В прошлом месяце мы с братцем Зямой сваяли для «Жилья» роскошный рекламный буклет. Братишка-дизайнер взял на себя художественную часть, а я вдохновенно написала безудержно хвалебный текст, в который задним числом с большим удовольствием внесла бы поправки. В частности, теперь я написала бы название обидевшей меня девелоперской фирмы «Жилье» через букву «у» и с легкостью аргументировала бы необходимость такого изменения. Определенно, Марьяне Залесской гораздо больше пойдет быть бухгалтером фирмы «Жулье»! Сегодня она второй раз продинамила меня с деньгами, ссылаясь на временные финансовые трудности компании.
– Эх, Дюха! – покачал головой Зяма. – Не знаешь ты правильного подхода к казначеям и ключницам, учить тебя еще и учить! Смотри, как это делает мастер!
Братишка одернул на себе модную трикотажную рубашечку, легкой поступью взошел на крыльцо, толкнул дверь с табличкой «ООО „Жилье“ и исчез в прохладном сумрачном холле.
– Мастер-фломастер!
Я презрительно фыркнула, но возможностью поучиться у известного специалиста по охмурению материально ответственных лиц женского пола пренебрегать не стала, с каковой целью переместилась под окно Марьяниного кабинета и прижалась ухом к затемненному стеклу.
Наш Зяма искренне считает себя гениальным дизайнером. Это вполне нормально, ибо самоуверенность и творческие амбиции – наши фамильные черты. Несколько удивляет меня только то, что регулярно находятся не единокровные нам, Кузнецовым, чудаки, которые разделяют Зямино мнение.
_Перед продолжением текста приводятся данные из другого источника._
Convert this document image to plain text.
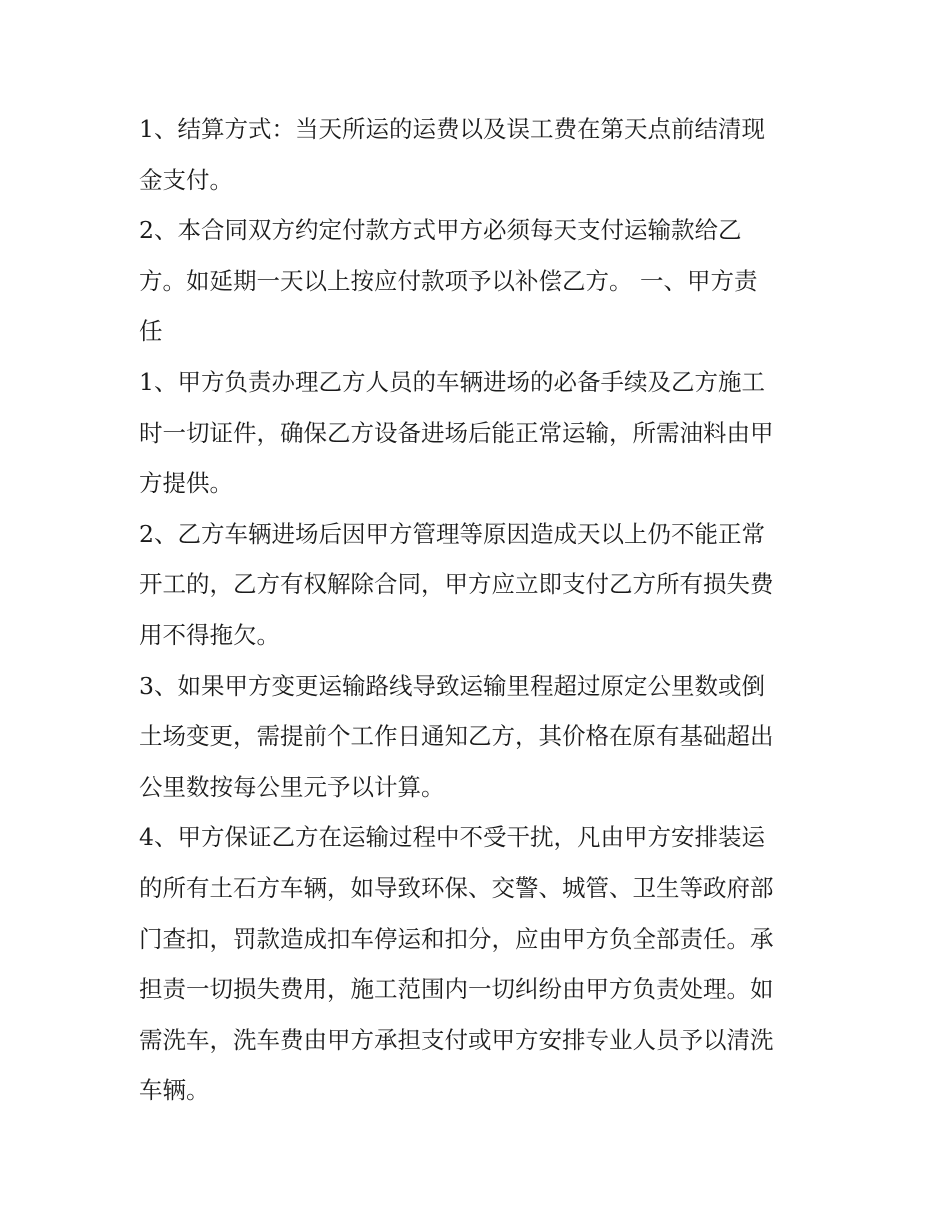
1、结算方式：当天所运的运费以及误工费在第天点前结清现

金支付。

2、本合同双方约定付款方式甲方必须每天支付运输款给乙

方。如延期一天以上按应付款项予以补偿乙方。 一、甲方责

任

1、甲方负责办理乙方人员的车辆进场的必备手续及乙方施工

时一切证件，确保乙方设备进场后能正常运输，所需油料由甲

方提供。

2、乙方车辆进场后因甲方管理等原因造成天以上仍不能正常

开工的，乙方有权解除合同，甲方应立即支付乙方所有损失费

用不得拖欠。

3、如果甲方变更运输路线导致运输里程超过原定公里数或倒

土场变更，需提前个工作日通知乙方，其价格在原有基础超出

公里数按每公里元予以计算。

4、甲方保证乙方在运输过程中不受干扰，凡由甲方安排装运

的所有土石方车辆，如导致环保、交警、城管、卫生等政府部

门查扣，罚款造成扣车停运和扣分，应由甲方负全部责任。承

担责一切损失费用，施工范围内一切纠纷由甲方负责处理。如

需洗车，洗车费由甲方承担支付或甲方安排专业人员予以清洗

车辆。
В результате у великого Казимира Борисовича всегда есть высокооплачиваемые заказы.
Как свободный художник, Зямочка вынужден совмещать творчество с коммерцией, так что в выбивании денег из клиентов он изрядно поднаторел. Правда, дизайнерскими услугами Зямы чаще пользуются состоятельные дамы, а эти ценительницы прекрасного готовы раскошелиться за одну только возможность лишний раз встретиться с моим обольстительным братцем. По не вполне понятным мне причинам, Зяма имеет у женского пола такой сокрушительный успех, который при переносе его на поприще искусства обеспечил бы моему братишке прижизненный памятник и немеркнущую славу в веках.
Впрочем, я сильно сомневалась, что хваленое мужское обаяние поможет Зяме охмурить Марьяну Залесскую. Эта женщина производила впечатление бесполого робота, запрограммированного исключительно на самоотверженное служение бухучету.
– Здра-авствуйте, Марьяночка Игоревна! – бархатным голосом напел Зяма, внедряясь в кабинет моей врагини.
– Здравствуйте, Казимир Борисович, – сухо приветствовала его бухгалтерша.
Мне стало ясно, что Зямины мужские чары на Марьяну не действуют. Он, очевидно, тоже это понял и мгновенно сменил тактику, добавив в бархатный голос искренней озабоченности:
– Надеюсь, давешнее падение монгольского тугрика не подорвало финансовую крепость вашей компании?
– Вот шельмец! – с завистливым восхищением прошептала я.
Финансовая крепость родной компании волновала госпожу Залесскую гораздо больше, чем все казановы и донжуаны мира, вместе взятые. Упоминание неустойчивого монгольского тугрика в связи с финансивыми делами фирмы повергло бухгалтершу в растерянность.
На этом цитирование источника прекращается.